Dallman M F, Makara G B, Roberts J L, Levin N, Blum M
Endocrinology. 1985 Nov;117(5):2190-7. doi: 10.1210/endo-117-5-2190.
In the intact rat, adrenalectomy (ADX) is known to result in increased ACTH synthesis, content, and secretion from the anterior pituitary compared with those in the sham-adrenalectomized control. Treatment of adrenalectomized, rats with corticosterone prevents or reverses these changes in ACTH. Because corticosterone is known to act both at the corticotrope and at the level of CRF secretion, it is not clear to what extent the ACTH response to ADX is a result of removal of glucocorticoids from the pituitary per se. To test the role of brain input as well as the role of glucocorticoids on the corticotrope response to ADX, we performed the following experiment. Rats were prepared with anterolateral hypothalamic deafferentations (lesion) which severed CRF and arginine vasopressin cell bodies in the hypothalamus from their axonal endings in the median eminence and posterior pituitary. Control rats were subjected to sham lesions. Two days later, half of the rats in each group were subjected to either ADX or sham ADX; a subgroup of the lesioned rats was provided at the time of adrenal surgery with a constant infusion of rat CRF. Five days later, all rats were killed, and anterior pituitary levels of proopiomelanocortin (POMC) mRNA, ACTH, and protein; plasma ACTH and corticosterone, and adrenal and thymus weights were measured. In sham-lesioned rats, ADX resulted in increases in POMC mRNA, and plasma ACTH of 2.5- and 12-fold, respectively, compared to sham-adrenalectomized controls. In the absence of hypothalamic drive (lesion only), there were no responses of any of these variables to ADX. In lesioned rats driven with CRF, ADX resulted in increases in POMC mRNA and plasma ACTH of 2.2- and 2.6-fold, respectively, compared to sham ADX. After consideration of the three variables indicating ACTH synthesis, storage, and secretion and comparison of the results of ADX vs. sham ADX within and across the sets of animals, we conclude that 1) there is no autonomous response of the corticotrope to ADX; 2) the removal of corticosterone from the anterior pituitary may account for the majority of the effects of ADX on ACTH synthesis; and 3) the normal response to ADX requires secretion of CRF and increased secretion of another ACTH-releasing factor (possibly arginine vasopressin) that causes increased secretion but little synthesis of ACTH.

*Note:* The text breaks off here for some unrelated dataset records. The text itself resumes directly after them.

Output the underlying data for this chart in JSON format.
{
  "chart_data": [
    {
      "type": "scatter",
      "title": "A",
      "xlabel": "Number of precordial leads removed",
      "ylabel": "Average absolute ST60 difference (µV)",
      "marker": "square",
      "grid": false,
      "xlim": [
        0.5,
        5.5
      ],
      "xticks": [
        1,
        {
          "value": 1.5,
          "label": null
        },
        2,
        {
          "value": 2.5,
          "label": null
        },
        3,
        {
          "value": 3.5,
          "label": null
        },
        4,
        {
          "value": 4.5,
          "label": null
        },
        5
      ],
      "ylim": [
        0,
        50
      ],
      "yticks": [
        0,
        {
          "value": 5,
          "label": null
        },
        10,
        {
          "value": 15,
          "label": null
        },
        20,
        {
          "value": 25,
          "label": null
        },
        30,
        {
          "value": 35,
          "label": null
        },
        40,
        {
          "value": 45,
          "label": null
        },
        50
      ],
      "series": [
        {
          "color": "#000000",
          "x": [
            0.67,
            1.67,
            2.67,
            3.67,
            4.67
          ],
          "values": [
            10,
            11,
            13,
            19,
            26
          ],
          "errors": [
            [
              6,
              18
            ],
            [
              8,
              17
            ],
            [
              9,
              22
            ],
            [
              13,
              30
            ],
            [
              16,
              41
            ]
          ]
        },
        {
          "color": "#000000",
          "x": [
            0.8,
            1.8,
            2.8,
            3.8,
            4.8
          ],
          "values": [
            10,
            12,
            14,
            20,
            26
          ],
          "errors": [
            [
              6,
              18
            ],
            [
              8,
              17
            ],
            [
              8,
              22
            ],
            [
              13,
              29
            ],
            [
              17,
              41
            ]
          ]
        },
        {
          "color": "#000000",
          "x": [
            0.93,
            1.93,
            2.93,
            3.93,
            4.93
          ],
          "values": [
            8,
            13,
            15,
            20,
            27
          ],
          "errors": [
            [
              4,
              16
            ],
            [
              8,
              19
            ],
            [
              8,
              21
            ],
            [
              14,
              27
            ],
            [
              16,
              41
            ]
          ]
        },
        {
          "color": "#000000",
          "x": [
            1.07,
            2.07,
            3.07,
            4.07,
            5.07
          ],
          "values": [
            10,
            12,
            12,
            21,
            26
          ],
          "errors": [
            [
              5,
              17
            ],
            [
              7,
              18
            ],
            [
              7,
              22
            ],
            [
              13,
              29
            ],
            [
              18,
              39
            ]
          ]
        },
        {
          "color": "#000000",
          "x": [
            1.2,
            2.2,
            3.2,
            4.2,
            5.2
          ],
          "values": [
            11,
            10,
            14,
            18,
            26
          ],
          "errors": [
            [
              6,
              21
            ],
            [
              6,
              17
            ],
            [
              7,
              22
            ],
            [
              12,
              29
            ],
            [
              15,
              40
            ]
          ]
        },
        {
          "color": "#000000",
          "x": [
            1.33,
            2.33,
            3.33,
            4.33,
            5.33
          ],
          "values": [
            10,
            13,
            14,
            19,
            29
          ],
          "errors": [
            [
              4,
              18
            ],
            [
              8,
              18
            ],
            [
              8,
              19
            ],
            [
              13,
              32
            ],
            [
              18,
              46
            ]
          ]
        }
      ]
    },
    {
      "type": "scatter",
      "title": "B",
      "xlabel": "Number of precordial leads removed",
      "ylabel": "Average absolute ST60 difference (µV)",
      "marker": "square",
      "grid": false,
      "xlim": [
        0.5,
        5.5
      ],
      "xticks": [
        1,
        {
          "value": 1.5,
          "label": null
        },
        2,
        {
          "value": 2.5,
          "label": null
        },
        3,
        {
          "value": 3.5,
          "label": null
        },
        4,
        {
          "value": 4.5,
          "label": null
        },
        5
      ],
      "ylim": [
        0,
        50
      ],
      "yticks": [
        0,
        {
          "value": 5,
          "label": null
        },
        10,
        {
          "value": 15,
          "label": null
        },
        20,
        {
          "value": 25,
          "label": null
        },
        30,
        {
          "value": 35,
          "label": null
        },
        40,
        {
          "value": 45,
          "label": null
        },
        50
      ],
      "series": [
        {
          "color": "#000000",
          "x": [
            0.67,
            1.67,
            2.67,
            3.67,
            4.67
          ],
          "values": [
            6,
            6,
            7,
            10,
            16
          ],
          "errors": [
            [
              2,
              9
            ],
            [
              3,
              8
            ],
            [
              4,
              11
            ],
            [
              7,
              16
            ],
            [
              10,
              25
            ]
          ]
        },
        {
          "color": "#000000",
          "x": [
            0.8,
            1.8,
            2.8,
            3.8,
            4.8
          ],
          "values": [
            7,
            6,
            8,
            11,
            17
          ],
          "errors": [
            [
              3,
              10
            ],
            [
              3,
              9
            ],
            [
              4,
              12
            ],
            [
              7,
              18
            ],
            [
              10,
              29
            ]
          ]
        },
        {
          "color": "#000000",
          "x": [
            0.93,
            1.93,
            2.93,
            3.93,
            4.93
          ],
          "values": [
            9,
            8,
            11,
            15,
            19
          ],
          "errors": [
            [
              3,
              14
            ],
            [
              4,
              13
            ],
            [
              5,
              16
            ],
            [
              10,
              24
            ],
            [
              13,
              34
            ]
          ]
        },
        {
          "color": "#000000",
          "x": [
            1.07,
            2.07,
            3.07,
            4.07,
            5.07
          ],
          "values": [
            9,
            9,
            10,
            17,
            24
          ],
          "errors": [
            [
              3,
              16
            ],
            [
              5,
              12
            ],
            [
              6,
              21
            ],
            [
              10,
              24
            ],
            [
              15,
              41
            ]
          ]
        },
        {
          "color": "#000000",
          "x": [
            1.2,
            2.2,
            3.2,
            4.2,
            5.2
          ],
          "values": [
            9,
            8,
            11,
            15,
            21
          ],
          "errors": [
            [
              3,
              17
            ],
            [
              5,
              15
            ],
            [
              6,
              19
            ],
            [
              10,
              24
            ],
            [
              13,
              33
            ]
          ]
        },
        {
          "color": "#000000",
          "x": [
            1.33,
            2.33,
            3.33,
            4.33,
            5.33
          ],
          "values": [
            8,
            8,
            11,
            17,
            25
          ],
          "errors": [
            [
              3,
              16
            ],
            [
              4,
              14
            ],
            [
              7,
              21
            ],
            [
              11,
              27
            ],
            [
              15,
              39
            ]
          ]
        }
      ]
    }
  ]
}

在完整大鼠中,已知肾上腺切除术(ADX)会导致垂体前叶促肾上腺皮质激素(ACTH)的合成、含量及分泌相较于假手术对照组有所增加。用皮质酮治疗肾上腺切除的大鼠可预防或逆转ACTH的这些变化。由于已知皮质酮会作用于促肾上腺皮质激素细胞以及促肾上腺皮质激素释放因子(CRF)分泌水平,所以尚不清楚ACTH对ADX的反应在多大程度上是由于垂体本身糖皮质激素的去除。为了测试脑输入以及糖皮质激素在促肾上腺皮质激素细胞对ADX反应中的作用,我们进行了以下实验。对大鼠进行下丘脑前外侧去传入(损伤)手术,切断下丘脑CRF和精氨酸加压素细胞体与其在正中隆起和垂体后叶的轴突末梢之间的联系。对照组大鼠进行假损伤手术。两天后,每组中的一半大鼠接受ADX或假ADX手术;在肾上腺手术时,为一组损伤大鼠持续输注大鼠CRF。五天后,处死所有大鼠,测量垂体前叶阿黑皮素原(POMC)mRNA、ACTH及蛋白质水平;血浆ACTH和皮质酮水平,以及肾上腺和胸腺重量。在假损伤大鼠中,与假肾上腺切除对照组相比,ADX导致POMC mRNA和血浆ACTH分别增加2.5倍和12倍。在没有下丘脑驱动(仅损伤)的情况下,这些变量对ADX均无反应。在用CRF驱动的损伤大鼠中,与假ADX相比,ADX导致POMC mRNA和血浆ACTH分别增加2.2倍和2.6倍。在考虑了表明ACTH合成、储存和分泌的三个变量,并比较了各组动物中ADX与假ADX的结果后,我们得出以下结论:1)促肾上腺皮质激素细胞对ADX没有自主反应;2)垂体前叶皮质酮的去除可能是ADX对ACTH合成产生大多数影响的原因;3)对ADX的正常反应需要CRF的分泌以及另一种ACTH释放因子(可能是精氨酸加压素)分泌增加,后者会导致ACTH分泌增加但合成很少。